SLO-goodput is the number of those passing clean-admission requests divided by
clean seconds. Client schedule lag must stay <=1 s and achieved clean offered
rate must be within 5% of target. Failure of either condition makes the anchor
infeasible; its admitted-only latency is not used to rescue it.
At a repeated boundary, feasibility is the majority of three trial verdicts.
All accepted anchor verdicts must be monotone in offered rate. A persistent
non-monotone result after the registered repeats is a red flag and stops the
oracle-gap inference.
## Validity and stopping rules
Before every server launch record host, GPU, driver, clocks, runtime package
versions, git/source hashes, manifest hashes, exact commands, and process
contamination. Stop on another GPU process, request/output mismatch, manifest
drift, server crash, non-finite latency, ratio outside `[0,1]`, negative
counter, or discontinuous/non-monotone accepted frontier.
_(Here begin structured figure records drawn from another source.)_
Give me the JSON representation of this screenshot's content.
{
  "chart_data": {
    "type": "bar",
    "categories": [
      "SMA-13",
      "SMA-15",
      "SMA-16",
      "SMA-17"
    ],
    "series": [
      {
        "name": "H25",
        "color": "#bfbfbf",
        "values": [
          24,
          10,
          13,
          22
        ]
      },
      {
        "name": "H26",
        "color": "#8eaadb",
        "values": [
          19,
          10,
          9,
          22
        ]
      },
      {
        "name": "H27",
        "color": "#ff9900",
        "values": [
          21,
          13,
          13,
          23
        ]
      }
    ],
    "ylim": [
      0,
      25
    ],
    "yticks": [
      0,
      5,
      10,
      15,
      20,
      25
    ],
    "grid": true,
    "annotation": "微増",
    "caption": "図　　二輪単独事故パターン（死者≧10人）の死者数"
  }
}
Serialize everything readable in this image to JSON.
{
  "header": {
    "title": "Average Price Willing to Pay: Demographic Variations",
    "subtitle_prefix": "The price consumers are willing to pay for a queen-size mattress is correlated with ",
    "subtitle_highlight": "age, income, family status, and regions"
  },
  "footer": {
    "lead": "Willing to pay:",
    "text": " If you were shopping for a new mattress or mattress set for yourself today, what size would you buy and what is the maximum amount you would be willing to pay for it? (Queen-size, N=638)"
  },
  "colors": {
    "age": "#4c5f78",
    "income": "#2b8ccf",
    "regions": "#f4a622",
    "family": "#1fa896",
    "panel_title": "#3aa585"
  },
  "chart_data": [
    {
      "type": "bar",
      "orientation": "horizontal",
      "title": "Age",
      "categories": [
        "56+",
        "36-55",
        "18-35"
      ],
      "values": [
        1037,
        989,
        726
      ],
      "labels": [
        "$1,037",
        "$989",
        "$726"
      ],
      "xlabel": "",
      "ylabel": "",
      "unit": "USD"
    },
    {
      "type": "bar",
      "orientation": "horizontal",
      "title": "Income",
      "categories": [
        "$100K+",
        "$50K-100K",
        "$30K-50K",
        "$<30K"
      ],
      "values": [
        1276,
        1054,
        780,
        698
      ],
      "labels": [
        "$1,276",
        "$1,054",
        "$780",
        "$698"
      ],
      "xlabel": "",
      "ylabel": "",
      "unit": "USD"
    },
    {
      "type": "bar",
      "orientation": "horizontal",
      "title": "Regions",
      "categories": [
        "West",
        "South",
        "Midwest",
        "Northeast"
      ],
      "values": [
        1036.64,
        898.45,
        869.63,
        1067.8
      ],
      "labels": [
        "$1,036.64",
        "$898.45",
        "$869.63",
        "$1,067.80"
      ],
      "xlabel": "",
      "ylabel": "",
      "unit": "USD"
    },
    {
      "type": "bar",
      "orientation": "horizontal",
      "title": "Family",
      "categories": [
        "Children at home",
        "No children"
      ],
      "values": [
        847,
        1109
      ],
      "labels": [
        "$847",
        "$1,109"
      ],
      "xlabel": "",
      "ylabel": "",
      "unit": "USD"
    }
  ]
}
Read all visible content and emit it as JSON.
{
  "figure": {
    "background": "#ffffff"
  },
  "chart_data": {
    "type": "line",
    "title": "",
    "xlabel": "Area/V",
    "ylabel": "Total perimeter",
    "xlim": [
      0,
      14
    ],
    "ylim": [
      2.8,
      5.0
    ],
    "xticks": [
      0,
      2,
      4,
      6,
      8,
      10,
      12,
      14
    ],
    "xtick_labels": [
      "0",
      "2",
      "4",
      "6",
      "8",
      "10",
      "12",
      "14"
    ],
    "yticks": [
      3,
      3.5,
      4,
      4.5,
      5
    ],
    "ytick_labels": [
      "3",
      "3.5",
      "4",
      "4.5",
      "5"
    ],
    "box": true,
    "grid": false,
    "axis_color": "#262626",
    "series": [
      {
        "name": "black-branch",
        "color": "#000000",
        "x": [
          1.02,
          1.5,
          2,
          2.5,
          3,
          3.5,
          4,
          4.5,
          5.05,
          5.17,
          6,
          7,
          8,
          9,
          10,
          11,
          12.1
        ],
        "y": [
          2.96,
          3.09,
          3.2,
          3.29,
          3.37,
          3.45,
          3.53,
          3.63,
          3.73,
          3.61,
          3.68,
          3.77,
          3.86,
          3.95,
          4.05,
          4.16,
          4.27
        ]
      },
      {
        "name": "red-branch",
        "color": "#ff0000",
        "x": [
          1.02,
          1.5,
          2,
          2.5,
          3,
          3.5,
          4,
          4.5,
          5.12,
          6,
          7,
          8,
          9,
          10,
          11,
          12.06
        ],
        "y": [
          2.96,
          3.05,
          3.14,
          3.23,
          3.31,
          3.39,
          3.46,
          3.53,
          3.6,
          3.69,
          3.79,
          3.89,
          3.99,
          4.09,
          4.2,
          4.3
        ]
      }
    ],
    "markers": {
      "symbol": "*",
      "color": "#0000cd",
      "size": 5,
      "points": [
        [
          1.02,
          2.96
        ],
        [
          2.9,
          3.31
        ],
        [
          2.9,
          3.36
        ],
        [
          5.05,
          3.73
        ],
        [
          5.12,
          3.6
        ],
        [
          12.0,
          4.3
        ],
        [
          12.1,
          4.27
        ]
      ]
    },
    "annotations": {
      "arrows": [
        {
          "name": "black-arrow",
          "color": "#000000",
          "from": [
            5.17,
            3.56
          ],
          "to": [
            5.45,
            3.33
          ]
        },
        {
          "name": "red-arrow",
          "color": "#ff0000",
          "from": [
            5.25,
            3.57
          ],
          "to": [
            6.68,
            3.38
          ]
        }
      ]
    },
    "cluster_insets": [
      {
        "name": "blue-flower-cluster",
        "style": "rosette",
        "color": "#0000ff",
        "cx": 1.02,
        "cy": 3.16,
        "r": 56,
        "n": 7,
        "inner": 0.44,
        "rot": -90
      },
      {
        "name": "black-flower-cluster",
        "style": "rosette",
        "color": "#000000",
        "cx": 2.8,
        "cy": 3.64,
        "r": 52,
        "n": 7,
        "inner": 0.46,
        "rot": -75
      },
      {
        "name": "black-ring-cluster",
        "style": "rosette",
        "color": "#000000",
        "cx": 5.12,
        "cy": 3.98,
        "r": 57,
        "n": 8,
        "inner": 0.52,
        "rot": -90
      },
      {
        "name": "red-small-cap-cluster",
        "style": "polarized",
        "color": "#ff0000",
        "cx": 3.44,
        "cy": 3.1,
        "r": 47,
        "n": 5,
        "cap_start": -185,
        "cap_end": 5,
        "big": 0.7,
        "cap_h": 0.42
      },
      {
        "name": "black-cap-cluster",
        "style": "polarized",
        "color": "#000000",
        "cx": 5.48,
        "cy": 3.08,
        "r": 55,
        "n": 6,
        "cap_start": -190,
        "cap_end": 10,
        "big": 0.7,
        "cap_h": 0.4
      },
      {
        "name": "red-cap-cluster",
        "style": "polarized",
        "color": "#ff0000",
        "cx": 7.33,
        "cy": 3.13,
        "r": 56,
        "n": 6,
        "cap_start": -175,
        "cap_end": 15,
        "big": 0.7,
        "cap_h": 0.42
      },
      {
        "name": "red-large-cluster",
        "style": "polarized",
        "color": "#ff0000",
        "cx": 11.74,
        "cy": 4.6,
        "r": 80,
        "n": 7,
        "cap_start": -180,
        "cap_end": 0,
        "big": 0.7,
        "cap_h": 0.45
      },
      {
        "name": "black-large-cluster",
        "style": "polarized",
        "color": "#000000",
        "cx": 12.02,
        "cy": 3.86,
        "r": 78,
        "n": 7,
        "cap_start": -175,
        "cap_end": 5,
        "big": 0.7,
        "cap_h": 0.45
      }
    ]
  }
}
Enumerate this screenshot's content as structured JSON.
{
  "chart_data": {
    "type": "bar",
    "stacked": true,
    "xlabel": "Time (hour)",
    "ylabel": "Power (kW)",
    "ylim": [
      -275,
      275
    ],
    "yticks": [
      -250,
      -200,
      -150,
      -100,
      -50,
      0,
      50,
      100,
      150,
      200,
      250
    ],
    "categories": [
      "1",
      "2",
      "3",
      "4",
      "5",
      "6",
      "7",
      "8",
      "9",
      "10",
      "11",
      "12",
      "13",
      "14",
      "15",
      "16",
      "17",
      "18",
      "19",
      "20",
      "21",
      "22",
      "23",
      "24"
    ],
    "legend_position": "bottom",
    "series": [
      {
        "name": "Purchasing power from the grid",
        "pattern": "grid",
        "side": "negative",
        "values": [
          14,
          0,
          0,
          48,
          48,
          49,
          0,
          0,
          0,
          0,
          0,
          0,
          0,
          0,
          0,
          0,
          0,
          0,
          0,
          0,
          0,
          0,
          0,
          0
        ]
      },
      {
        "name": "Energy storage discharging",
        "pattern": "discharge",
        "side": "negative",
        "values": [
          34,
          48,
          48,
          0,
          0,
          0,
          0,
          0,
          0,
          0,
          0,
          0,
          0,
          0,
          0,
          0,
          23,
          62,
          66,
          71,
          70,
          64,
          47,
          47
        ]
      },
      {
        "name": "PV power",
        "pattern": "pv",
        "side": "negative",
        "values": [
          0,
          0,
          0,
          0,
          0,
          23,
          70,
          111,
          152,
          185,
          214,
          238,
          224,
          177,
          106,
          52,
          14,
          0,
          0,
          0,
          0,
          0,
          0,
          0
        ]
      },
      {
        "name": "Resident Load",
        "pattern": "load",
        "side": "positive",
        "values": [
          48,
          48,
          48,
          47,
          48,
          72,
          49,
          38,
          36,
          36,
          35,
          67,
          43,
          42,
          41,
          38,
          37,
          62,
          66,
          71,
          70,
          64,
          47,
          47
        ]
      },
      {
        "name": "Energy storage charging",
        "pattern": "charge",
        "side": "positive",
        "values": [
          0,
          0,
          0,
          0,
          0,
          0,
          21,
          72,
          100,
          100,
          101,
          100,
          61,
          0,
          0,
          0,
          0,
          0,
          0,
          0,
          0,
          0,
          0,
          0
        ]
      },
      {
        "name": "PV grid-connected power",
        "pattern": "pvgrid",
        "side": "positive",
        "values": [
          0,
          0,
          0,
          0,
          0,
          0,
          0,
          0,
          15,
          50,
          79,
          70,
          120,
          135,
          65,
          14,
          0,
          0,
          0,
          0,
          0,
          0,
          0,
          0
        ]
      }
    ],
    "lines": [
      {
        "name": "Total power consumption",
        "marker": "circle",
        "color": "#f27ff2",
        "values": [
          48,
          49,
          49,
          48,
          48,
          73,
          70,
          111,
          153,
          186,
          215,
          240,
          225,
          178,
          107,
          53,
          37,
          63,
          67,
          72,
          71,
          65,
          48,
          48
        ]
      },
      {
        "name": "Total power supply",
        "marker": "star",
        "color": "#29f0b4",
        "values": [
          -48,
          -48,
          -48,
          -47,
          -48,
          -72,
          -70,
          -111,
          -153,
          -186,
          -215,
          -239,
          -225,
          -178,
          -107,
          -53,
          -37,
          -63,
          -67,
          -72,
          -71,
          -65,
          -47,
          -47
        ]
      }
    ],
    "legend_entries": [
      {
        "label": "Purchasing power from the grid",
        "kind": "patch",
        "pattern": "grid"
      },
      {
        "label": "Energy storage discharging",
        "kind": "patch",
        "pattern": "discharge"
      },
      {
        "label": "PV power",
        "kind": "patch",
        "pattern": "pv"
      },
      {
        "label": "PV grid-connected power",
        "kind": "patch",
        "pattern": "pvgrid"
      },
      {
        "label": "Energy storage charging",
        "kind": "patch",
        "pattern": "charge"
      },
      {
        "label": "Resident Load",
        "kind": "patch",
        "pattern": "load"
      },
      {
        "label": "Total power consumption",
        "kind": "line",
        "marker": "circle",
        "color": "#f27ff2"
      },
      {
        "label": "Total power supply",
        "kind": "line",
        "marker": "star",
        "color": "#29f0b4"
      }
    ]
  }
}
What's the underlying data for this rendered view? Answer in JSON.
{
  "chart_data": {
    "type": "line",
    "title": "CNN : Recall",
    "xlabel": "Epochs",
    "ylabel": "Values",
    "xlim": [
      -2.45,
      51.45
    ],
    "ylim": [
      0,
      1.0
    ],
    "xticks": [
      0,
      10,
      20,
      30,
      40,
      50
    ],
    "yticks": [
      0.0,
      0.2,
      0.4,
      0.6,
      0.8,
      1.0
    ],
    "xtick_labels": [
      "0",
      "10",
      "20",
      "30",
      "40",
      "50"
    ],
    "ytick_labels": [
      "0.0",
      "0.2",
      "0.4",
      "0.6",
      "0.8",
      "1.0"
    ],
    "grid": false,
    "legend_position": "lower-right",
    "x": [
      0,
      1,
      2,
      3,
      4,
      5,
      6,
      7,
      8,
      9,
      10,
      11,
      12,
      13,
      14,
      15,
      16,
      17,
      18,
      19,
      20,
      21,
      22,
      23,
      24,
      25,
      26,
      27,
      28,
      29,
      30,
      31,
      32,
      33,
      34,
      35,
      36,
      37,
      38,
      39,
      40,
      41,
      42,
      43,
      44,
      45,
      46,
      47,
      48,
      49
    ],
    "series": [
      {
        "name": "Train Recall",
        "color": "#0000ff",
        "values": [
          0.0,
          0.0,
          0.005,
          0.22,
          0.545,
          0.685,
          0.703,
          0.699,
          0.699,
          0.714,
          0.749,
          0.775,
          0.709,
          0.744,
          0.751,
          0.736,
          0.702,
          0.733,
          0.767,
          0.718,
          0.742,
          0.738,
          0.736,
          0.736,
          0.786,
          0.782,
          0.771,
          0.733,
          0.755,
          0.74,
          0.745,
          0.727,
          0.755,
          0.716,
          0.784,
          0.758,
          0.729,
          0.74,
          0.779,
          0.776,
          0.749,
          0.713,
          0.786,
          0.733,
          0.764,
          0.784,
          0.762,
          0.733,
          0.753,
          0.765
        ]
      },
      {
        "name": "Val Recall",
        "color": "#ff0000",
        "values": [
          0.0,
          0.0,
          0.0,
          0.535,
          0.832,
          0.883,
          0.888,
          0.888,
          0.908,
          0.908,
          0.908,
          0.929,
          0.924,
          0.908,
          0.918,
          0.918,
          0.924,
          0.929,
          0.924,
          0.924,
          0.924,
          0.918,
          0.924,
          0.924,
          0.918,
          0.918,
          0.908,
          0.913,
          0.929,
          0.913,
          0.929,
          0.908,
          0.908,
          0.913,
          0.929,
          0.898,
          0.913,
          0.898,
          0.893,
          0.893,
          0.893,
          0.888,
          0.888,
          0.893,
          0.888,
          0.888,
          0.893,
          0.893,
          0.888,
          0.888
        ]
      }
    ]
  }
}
The controller is detached and resumable. It kills only process groups it
created, checks zero GPU memory after every server, never overwrites a complete
trial, and writes state atomically. The hard budget is 6 H20-hours; expected
cost is 3.0--4.0 H20-hours and approximately the same wall time because runs
are serialized.
## Required report
The report includes every trial's target/achieved rate, clean cohort size,
pass count/rate, SLO-goodput, TTFT/TPOT percentiles, schedule lag, failure
reasons, accepted frontier brackets, per-phase oracle choices, best static
choice, equal-time gap, worst-mixture conservative gap, and GPU-hours.
The final statistics section ends with a data-sanity block containing `n`,
min/max, distinct-value counts, and checks for non-negative counters, ratios in
`[0,1]`, non-identical per-config results, exact output work, monotone
frontiers, and continuous rate brackets.